Featuring Banksy on brushes – gotta have a gimmick
PERSONNEL With me it’s two things. The first is if I don’t know who the hell the leader is it’s good to clock anyone on the record whose name rings a bell. That’s the joy of, say, “featuring Banksy” on brushes as a bit of marketing chutzpah. That’s just to save me time in working out things. Half the time with jazz you have to spend ages familiarising yourself with new stuff and it all takes time and is often not worth it because what the artist is trying to say is too oblique, confusing and if truth be told dull.
ALBUM TITLE The second is the album title. There is an art in titling your album. I like tongue in cheek titles We’re Only It For The Money for instance; I also like bloody minded ones eg Latest Record Project Vol 1; but I like most of all one word unusual titles. Not just a touch of the verbals – noun too pleased? No a title like “Historicity” sounds fancy and works well. I suppose a good title appeals to the intellectual pretensions of the jazz listener. I’m not being funny, every jazz listener harbours a pretentiousness of some sort. Think about it if you are being pretentious you are also being a little aspirational about yourself which is good. You are not looking to be some sort of bottom feeder all the time slumming it from the vantage point of your mock squat and set the bar low. You want to better yourself, doncha? That’s my defence of pretentiousness over. It’s a long subject and I haven’t the time to bang on all day about it. I know that’s a relief.
What I don’t want or need is a press release or some sort of blurb to the fact that Doris Bloggs or young Joe Dan stepping out is the greatest thing since dinosaurs. To me it’s a waste of paper. There is room for publicists of course. They should speak to the journalist not send stuff out like spam. A short conversation works wonders. In my own experience recently one PR who I didn’t know took the trouble to ring me up. One out of the hundreds who send stuff in. He’s a bloody good PR even if some of the product he was hawking was fairly lame. It didn’t matter. Next time he’s on I’ll remember.

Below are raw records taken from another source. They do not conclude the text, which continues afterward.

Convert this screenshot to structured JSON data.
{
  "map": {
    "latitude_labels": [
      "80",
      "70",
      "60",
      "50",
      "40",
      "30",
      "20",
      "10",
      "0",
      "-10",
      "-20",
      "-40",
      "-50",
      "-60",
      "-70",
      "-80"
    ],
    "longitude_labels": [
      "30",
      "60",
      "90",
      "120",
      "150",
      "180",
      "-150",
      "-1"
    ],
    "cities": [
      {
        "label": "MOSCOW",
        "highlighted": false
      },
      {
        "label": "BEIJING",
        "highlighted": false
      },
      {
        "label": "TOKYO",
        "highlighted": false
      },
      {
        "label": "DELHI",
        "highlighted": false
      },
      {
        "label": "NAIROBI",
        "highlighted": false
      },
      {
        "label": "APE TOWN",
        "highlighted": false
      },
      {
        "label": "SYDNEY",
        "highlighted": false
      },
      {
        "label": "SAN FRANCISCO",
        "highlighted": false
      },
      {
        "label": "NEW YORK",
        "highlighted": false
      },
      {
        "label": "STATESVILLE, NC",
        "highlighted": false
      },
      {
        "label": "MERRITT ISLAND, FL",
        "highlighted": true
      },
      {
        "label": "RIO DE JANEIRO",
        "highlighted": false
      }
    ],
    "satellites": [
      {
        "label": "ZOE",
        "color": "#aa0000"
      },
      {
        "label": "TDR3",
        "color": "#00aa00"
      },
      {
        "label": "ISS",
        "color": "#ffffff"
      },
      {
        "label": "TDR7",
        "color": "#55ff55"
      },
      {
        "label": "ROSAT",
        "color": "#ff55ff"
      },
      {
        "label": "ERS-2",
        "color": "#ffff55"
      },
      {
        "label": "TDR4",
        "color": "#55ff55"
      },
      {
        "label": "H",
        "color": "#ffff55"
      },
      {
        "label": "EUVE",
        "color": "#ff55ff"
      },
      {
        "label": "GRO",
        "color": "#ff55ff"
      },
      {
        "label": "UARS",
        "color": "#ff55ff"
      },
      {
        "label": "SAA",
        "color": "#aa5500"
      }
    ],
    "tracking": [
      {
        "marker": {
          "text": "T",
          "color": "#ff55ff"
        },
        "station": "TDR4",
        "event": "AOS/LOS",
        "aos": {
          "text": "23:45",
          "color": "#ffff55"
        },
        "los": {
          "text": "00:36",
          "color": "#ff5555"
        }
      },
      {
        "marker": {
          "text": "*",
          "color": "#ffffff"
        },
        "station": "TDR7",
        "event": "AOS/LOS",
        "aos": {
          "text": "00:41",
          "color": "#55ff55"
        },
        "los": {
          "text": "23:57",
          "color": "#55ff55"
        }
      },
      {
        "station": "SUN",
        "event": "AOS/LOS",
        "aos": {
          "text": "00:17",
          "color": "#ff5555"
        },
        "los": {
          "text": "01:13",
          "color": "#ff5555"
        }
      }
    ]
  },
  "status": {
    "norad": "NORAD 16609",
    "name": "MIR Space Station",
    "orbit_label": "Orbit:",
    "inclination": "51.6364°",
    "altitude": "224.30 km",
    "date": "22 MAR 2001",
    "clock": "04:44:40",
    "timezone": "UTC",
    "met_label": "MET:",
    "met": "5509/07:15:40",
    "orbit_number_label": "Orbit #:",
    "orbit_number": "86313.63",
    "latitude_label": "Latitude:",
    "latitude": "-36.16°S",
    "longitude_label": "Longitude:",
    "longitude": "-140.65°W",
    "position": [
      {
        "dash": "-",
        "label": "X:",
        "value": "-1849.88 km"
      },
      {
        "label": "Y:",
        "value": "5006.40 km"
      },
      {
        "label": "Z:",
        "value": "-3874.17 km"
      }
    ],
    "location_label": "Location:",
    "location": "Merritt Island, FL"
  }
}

So to return to the point of this post, your platform could be your own platform or one run by some digital marketing wizkid who dresses like Sam Bankman-Fried but with more morals [not hard, that!] out for snacks down the Shoreditch mini-mart rather than banged up. Don’t they all! If I was an artist I’d set up a deal with some digital distributor and put my tracks up there. I’d put out a few singles and then the album. If I feel the need to promote it I’d do that by playing gigs. If fans asked me to provide CDs I’d do a small run. Ditto with vinyl. That’s it. The right attitude is needed. It’s having no expectations even when praise is showered on you, staying humble and not getting downhearted when the fickle public suddenly decide they prefer Laufey yet again. If it doesn’t work try something else and find another platform if you end up realising that album you slaved over got 3 streams, one of which was by ‘er indoors and the other yer nan who’s just discovered you on TikTok.